Headed to the last .1 miles.

Waving to Cory and the girls.

Here we go, literally running right next to a cow.

And, there it is. I didn't just squeak by under 1:50, I beat it by 2 minutes , 30 seconds.

I started the day not even thinking I could do it, but I did. I did it. I felt great doing it. That smile was true and honest. I was so happy. Apparently, what I was lacking all along was simply the confidence to go for it. It took George almost quite literally kicking me down the road before I pushed away those maybes and actually believed that I could meet my secret goal.

Oh, yeah, and the wind at my back.

After Anne and I finished.
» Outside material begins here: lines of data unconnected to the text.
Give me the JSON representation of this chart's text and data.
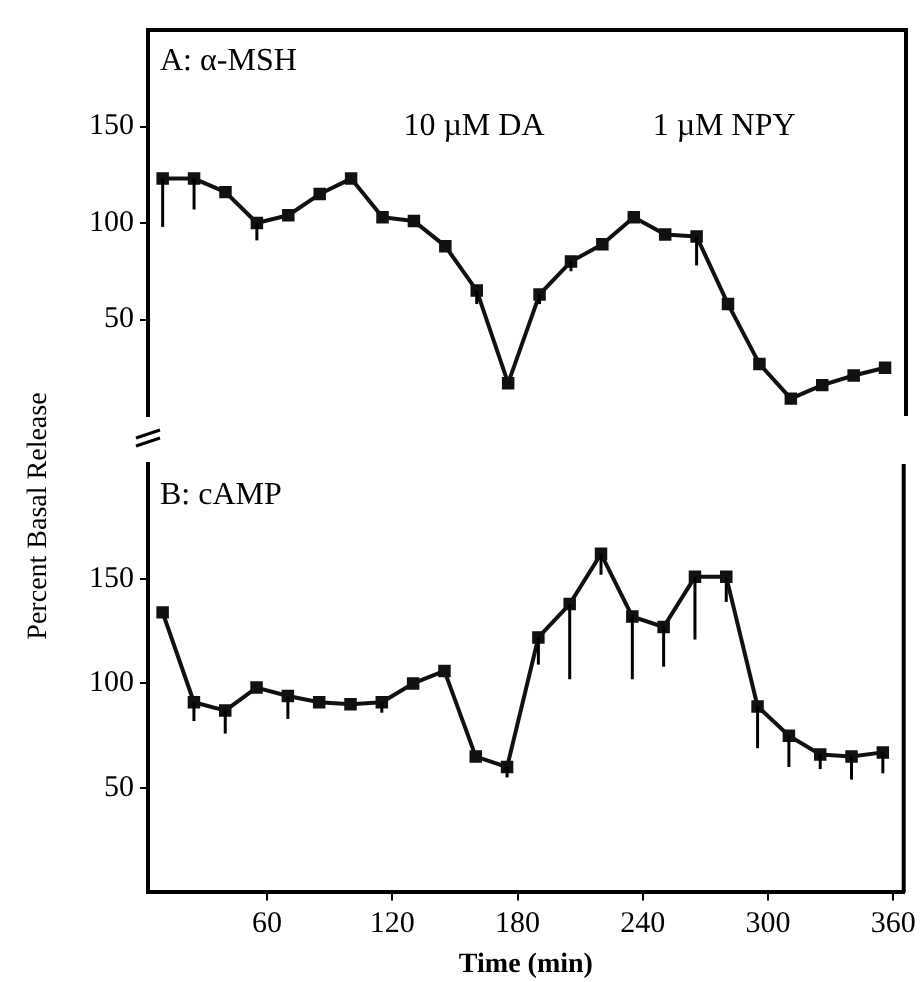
{
  "chart_data": [
    {
      "type": "line",
      "title": "A: α-MSH",
      "ylabel": "Percent Basal Release",
      "x": [
        10,
        25,
        40,
        55,
        70,
        85,
        100,
        115,
        130,
        145,
        160,
        175,
        190,
        205,
        220,
        235,
        250,
        265,
        280,
        295,
        310,
        325,
        340,
        355
      ],
      "series": [
        {
          "color": "#111111",
          "values": [
            123,
            123,
            116,
            100,
            104,
            115,
            123,
            103,
            101,
            88,
            65,
            17,
            63,
            80,
            89,
            103,
            94,
            93,
            58,
            27,
            9,
            16,
            21,
            25
          ],
          "errors": [
            [
              98,
              123
            ],
            [
              107,
              123
            ],
            null,
            [
              91,
              100
            ],
            null,
            null,
            null,
            null,
            null,
            null,
            [
              58,
              65
            ],
            null,
            [
              58,
              63
            ],
            [
              75,
              80
            ],
            null,
            null,
            null,
            [
              78,
              93
            ],
            null,
            null,
            null,
            null,
            null,
            null
          ]
        }
      ],
      "annotations": [
        "10 µM DA",
        "1 µM NPY"
      ],
      "xlim": [
        3,
        365
      ],
      "ylim": [
        0,
        200
      ],
      "yticks": [
        50,
        100,
        150
      ],
      "tick_labels": "y",
      "marker": "square",
      "line_style": "solid",
      "grid": false,
      "legend": false
    },
    {
      "type": "line",
      "title": "B: cAMP",
      "xlabel": "Time (min)",
      "x": [
        10,
        25,
        40,
        55,
        70,
        85,
        100,
        115,
        130,
        145,
        160,
        175,
        190,
        205,
        220,
        235,
        250,
        265,
        280,
        295,
        310,
        325,
        340,
        355
      ],
      "series": [
        {
          "color": "#111111",
          "values": [
            134,
            91,
            87,
            98,
            94,
            91,
            90,
            91,
            100,
            106,
            65,
            60,
            122,
            138,
            162,
            132,
            127,
            151,
            151,
            89,
            75,
            66,
            65,
            67
          ],
          "errors": [
            null,
            [
              82,
              91
            ],
            [
              76,
              87
            ],
            null,
            [
              83,
              94
            ],
            null,
            null,
            [
              86,
              91
            ],
            null,
            null,
            null,
            [
              55,
              60
            ],
            [
              109,
              122
            ],
            [
              102,
              138
            ],
            [
              152,
              162
            ],
            [
              102,
              132
            ],
            [
              108,
              127
            ],
            [
              121,
              151
            ],
            [
              139,
              151
            ],
            [
              69,
              89
            ],
            [
              60,
              75
            ],
            [
              59,
              66
            ],
            [
              54,
              65
            ],
            [
              57,
              67
            ]
          ]
        }
      ],
      "xlim": [
        3,
        365
      ],
      "xticks": [
        60,
        120,
        180,
        240,
        300,
        360
      ],
      "ylim": [
        0,
        205
      ],
      "yticks": [
        50,
        100,
        150
      ],
      "marker": "square",
      "line_style": "solid",
      "grid": false,
      "legend": false
    }
  ]
}
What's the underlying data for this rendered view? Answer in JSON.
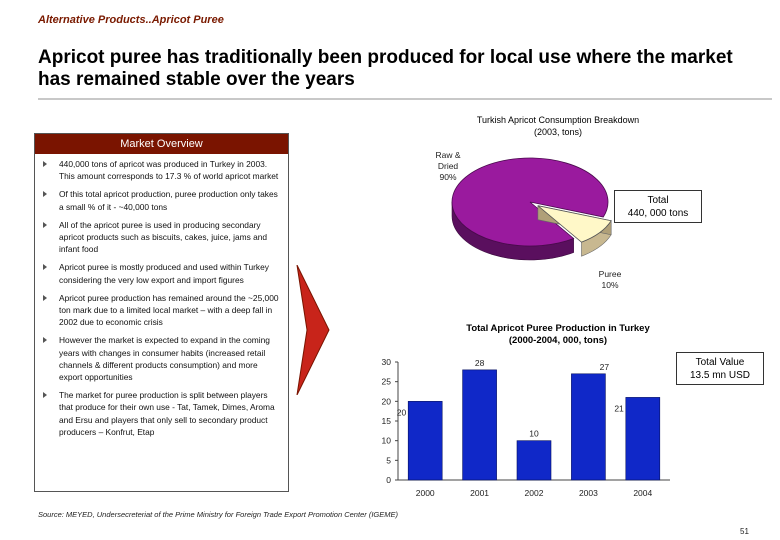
{
  "breadcrumb": "Alternative Products..Apricot Puree",
  "title": "Apricot puree has traditionally been produced for local use where the market has remained stable over the years",
  "overview": {
    "header": "Market Overview",
    "bullets": [
      "440,000 tons of apricot was produced in Turkey in 2003. This amount corresponds to 17.3 % of world apricot market",
      "Of this total apricot production, puree production only takes a small % of it - ~40,000 tons",
      "All of the apricot puree is used in producing secondary apricot products such as biscuits, cakes, juice, jams and infant food",
      "Apricot puree is mostly produced and used within Turkey considering the very low export and import figures",
      "Apricot puree production has remained around the ~25,000 ton mark due to a limited local market – with a deep fall in 2002 due to economic crisis",
      "However the market is expected to expand in the coming years with changes in consumer habits (increased retail channels & different products consumption) and more export opportunities",
      "The market for puree production is split between players that produce for their own use - Tat, Tamek, Dimes, Aroma and Ersu and players that only sell to secondary product producers – Konfrut, Etap"
    ]
  },
  "pie": {
    "title_line1": "Turkish Apricot Consumption Breakdown",
    "title_line2": "(2003, tons)",
    "total_line1": "Total",
    "total_line2": "440, 000 tons",
    "label_raw_line1": "Raw &",
    "label_raw_line2": "Dried",
    "label_raw_pct": "90%",
    "label_puree_line1": "Puree",
    "label_puree_pct": "10%"
  },
  "bar": {
    "title_line1": "Total Apricot Puree Production in Turkey",
    "title_line2": "(2000-2004, 000, tons)",
    "value_line1": "Total Value",
    "value_line2": "13.5 mn USD"
  },
  "chart_data": [
    {
      "type": "pie",
      "title": "Turkish Apricot Consumption Breakdown (2003, tons)",
      "labels": [
        "Raw & Dried",
        "Puree"
      ],
      "values": [
        90,
        10
      ],
      "colors": [
        "#9a1a9e",
        "#fff8c8"
      ],
      "annotation": "Total 440, 000 tons"
    },
    {
      "type": "bar",
      "title": "Total Apricot Puree Production in Turkey (2000-2004, 000, tons)",
      "categories": [
        "2000",
        "2001",
        "2002",
        "2003",
        "2004"
      ],
      "values": [
        20,
        28,
        10,
        27,
        21
      ],
      "yticks": [
        "0",
        "5",
        "10",
        "15",
        "20",
        "25",
        "30"
      ],
      "ylim": [
        0,
        30
      ],
      "color": "#1028c8",
      "annotation": "Total Value 13.5 mn USD"
    }
  ],
  "source": "Source:  MEYED, Undersecreteriat of the Prime Ministry for Foreign Trade Export Promotion Center (IGEME)",
  "page_number": "51"
}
She PR'd, too!
With our medals and our belt buckles from the Heartland 39.3 series.

Molly with a cow.

After we all finished, we headed inside for the amazing spread of food. I ate. The girls ate. Then, we headed back to our car. But, before we could really leave, we had to stop to see the real cow:

Charlotte and I making the cow sign we learned at music class.

I did it. Posing with my medal and belt buckle and acres and acres of green grass. Another weird running phenomenon? The overwhelming compulsion to pose with every medal I've ever earned. Or ... maybe that's just a weird Amy phenomenon.
So, maybe this lesson will sink in. Maybe I'll have the confidence to believe in myself and push myself farther than I thought I could go. Maybe, this will change my whole attitude about myself as a runner. Maybe, maybe, maybe ... Whoops. There I go again. Maybe I'll just be proud of this race, go into Hospital Hill strong and excited, and just keep smiling. That, I know I can do.